Sounds like a full plate already for someone nearing retirement age. But for Richard Corman, there’s yet one more organization that benefits from his direct involvement.
Inspired by the vision of Naomi Tsur, a former deputy mayor of Jerusalem, Corman partnered with her in 2015 to establish a non-profit organization called Jerusalem Green Fund. Their goal is “to clean up Jerusalem by changing its culture and making it more environmentally friendly.”
“I kept hearing so many friends complain that Jerusalem is a dirty city. People would complain about all the trash. Now I’m on the streets of Jerusalem from 5 to 7 a.m. cleaning different neighborhoods.”
He uses his early morning cleaning assignments “to engage with people.

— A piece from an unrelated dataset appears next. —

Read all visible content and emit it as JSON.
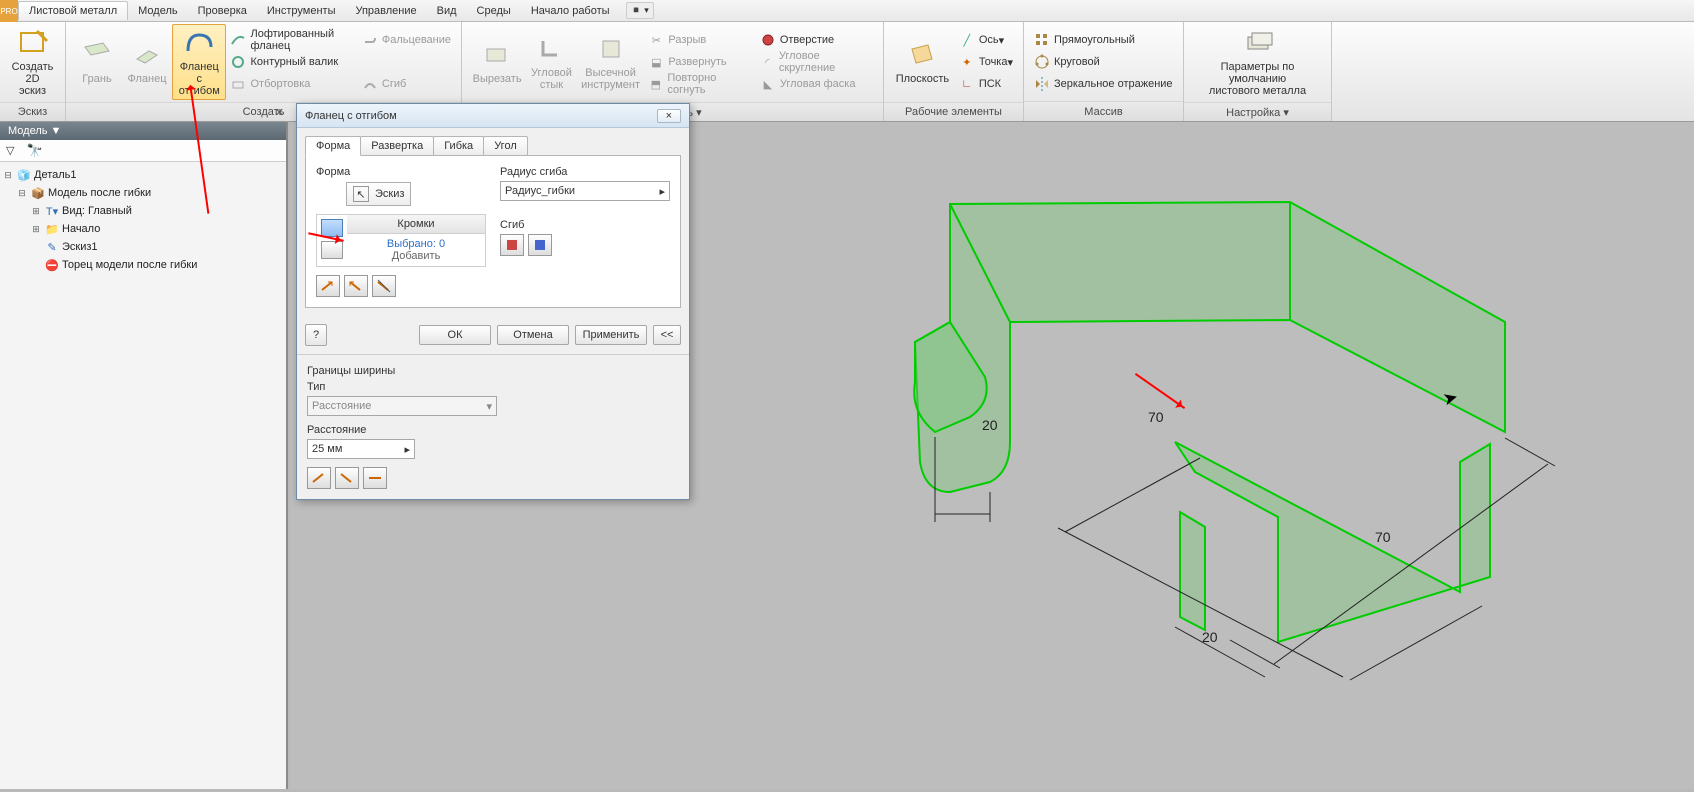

I tell them I’m a volunteer and I ask them to join the effort.” Using his network, Corman secured a $300,000 donation for this venture.
“We’ll be doing some creative things to make a difference – one neighborhood at a time,” he asserted.
On a personal level, Corman is exceptionally proud of being “Saba Sababa” to six grandchildren, all born and living in Jerusalem.
“In the States, I was always the director, always the person in charge. Here, I was willing to experience new things, go with the flow and see where things would take me. If anyone had told me seven years ago, I’d be doing what I’m doing in 2017, I would have said, ‘You’re crazy.’ My life is enriched. Aliya is one of the best decisions my wife and I ever made.”